Grande notizia: Mario Monti prova qualche sentimento. Uno solo, per il momento: il nervosismo. Abituati alla monotonia della sua voce, immutabile quando parla agli squali della finanza come agli sfollati del terremoto, siamo colpiti nel vederlo in videoconferenza stirare la bocca in un’espressione infastidita. È nervoso per avere perduto il sostegno dei poteri forti. Nell’ordine: il Corriere della Sera e Confindustria.
Il Corriere ha ospitato per anni gli articoli del Professore che spiegava alla serva Italia come uscire dalla crisi, mentre adesso preferisce le scudisciate di economisti come Alesina e Giavazzi: Monti aveva tentato di neutralizzarli cooptando uno di loro come consulente del governo, una sorta di «ministri ombra» assieme a Enrico Bondi e Giuliano Amato. Tentativo velleitario, privo di effetti, che già denotava una forte difficoltà.
Confindustria doveva essere il grande alleato per dare la spallata al sistema irriformabile: pensioni, welfare, lavoro, fisco. Un alleato naturale, visto che Monti è il numero uno della Bocconi, la fucina che dovrebbe forgiare il nostro mondo imprenditoriale. In realtà, questa alleanza è tutt’altro che scontata. La Bocconi non forma imprenditori, ma esperti di finanza, e la finanza – non l’economia reale – è l’orizzonte del premier.

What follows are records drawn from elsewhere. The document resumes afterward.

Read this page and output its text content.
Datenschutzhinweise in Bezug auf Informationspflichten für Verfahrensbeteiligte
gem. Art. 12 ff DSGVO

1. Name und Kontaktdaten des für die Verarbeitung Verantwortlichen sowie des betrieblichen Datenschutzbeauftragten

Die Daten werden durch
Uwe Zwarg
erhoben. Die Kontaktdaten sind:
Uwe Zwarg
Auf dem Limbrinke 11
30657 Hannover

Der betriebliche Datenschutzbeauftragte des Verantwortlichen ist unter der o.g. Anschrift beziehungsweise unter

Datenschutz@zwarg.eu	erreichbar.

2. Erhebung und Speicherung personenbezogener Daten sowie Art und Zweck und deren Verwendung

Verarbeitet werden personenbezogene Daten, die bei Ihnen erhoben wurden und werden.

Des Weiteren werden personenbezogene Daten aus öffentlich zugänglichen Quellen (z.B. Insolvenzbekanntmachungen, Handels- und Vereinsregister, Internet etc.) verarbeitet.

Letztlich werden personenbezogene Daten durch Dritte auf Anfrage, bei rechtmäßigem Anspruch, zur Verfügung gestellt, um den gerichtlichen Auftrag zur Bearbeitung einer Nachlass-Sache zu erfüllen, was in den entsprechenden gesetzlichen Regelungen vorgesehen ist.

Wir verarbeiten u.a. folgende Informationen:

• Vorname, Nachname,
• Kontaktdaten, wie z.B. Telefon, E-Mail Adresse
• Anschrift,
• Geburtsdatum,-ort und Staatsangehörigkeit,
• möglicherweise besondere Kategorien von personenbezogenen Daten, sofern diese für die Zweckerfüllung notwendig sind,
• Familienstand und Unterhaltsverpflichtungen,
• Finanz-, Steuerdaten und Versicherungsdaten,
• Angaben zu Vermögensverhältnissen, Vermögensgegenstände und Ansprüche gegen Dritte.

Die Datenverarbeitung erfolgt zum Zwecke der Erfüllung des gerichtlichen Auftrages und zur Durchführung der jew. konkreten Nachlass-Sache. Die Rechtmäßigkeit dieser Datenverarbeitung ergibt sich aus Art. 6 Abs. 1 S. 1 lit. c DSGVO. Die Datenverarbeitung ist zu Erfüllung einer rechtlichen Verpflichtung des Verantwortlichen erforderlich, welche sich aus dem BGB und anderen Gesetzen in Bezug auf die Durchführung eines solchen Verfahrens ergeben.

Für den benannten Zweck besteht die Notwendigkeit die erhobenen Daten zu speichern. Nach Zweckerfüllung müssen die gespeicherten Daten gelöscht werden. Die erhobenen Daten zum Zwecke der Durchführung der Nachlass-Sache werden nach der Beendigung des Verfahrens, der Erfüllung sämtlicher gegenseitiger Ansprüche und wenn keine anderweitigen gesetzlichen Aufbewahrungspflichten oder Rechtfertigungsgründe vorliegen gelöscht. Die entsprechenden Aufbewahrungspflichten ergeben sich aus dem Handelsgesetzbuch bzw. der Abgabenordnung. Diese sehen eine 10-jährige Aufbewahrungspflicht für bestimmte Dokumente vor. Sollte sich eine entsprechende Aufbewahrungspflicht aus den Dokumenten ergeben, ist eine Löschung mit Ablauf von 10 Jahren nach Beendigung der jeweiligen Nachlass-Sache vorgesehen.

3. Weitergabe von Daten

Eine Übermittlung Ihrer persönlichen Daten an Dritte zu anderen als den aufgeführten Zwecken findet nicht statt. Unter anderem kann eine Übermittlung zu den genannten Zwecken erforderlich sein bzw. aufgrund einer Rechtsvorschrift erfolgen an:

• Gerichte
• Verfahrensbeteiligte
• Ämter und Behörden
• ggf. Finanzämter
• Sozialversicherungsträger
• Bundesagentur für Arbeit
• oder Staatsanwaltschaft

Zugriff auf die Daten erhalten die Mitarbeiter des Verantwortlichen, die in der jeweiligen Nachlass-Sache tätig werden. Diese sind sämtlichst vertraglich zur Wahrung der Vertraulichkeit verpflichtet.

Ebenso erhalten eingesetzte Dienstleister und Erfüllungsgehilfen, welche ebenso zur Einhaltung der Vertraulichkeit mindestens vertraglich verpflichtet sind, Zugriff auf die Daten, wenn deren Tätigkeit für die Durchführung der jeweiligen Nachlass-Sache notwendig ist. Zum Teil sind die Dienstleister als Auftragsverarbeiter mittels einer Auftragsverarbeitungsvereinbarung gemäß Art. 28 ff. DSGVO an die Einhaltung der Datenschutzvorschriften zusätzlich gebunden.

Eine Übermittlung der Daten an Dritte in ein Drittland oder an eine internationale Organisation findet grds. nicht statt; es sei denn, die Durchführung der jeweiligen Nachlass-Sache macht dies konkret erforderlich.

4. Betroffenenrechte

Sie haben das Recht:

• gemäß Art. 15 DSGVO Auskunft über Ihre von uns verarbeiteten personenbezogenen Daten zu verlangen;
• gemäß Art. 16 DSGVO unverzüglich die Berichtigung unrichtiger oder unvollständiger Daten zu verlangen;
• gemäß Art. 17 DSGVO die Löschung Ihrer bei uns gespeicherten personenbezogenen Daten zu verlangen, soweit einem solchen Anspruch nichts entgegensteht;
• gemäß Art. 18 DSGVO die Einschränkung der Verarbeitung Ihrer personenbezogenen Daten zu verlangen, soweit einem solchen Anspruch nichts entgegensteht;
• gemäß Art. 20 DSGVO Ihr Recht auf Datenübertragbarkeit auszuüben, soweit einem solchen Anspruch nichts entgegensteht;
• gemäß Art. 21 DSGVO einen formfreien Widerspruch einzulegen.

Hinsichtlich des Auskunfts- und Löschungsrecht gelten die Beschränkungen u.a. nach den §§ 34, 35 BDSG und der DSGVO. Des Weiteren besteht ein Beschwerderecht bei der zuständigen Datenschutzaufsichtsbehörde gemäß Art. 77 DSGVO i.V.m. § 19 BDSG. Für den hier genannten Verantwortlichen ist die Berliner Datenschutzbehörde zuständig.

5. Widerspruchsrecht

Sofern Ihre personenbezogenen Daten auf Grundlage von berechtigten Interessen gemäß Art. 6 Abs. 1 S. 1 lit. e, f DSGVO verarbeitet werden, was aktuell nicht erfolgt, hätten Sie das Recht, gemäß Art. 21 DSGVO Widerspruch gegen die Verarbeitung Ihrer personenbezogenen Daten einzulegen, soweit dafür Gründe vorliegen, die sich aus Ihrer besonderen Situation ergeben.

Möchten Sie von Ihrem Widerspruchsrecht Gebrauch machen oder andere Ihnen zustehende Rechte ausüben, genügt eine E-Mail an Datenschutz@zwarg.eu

Monti è l’uomo della finanza, delle banche, non della produzione, della manifattura, degli scambi reali di beni. Pensare di avere Confindustria a fianco soltanto in virtù di una contiguità lobbistica è stata una grande ingenuità, e il nodo è venuto al pettine. Le imprese hanno visto svanire anche il decreto sviluppo, e ci si chiede che cosa ci stia a fare al governo un ministro allo Sviluppo (e che tra l’altro viene proprio dal mondo bancario).
Ora Monti è l’ennesimo premier della storia d’Italia che tira a campare. La sua prospettiva è arrivare a ottobre, all’apertura del semestre bianco quando le Camere non possono più essere sciolte, e attendere che il prossimo Parlamento – verosimilmente a maggioranza di centrosinistra – lo elegga successore di Napolitano come «presidente di garanzia».
Monti ha fallito. Lo spread è a livelli «berlusconiani». Il Paese è stremato. Le previsioni sul bilancio pubblico sono sballate. La lotta all’evasione una chimera. La Rai non si tocca, al pari dell’assetto istituzionale, del sistema elettorale, del finanziamento ai partiti. Nelle prime settimane a Palazzo Chigi, Monti batteva i pugni sul tavolo, diceva «il premier sono io» e distribuiva tasse, tagli alle pensioni, recessione mettendo in riga ministri e partiti. Ora non lo fa più e il governo è diventato un campo di battaglia dove i ministri litigano un giorno sì e l’altro pure.
Monti è nervoso. Il Paese lo è da tempo.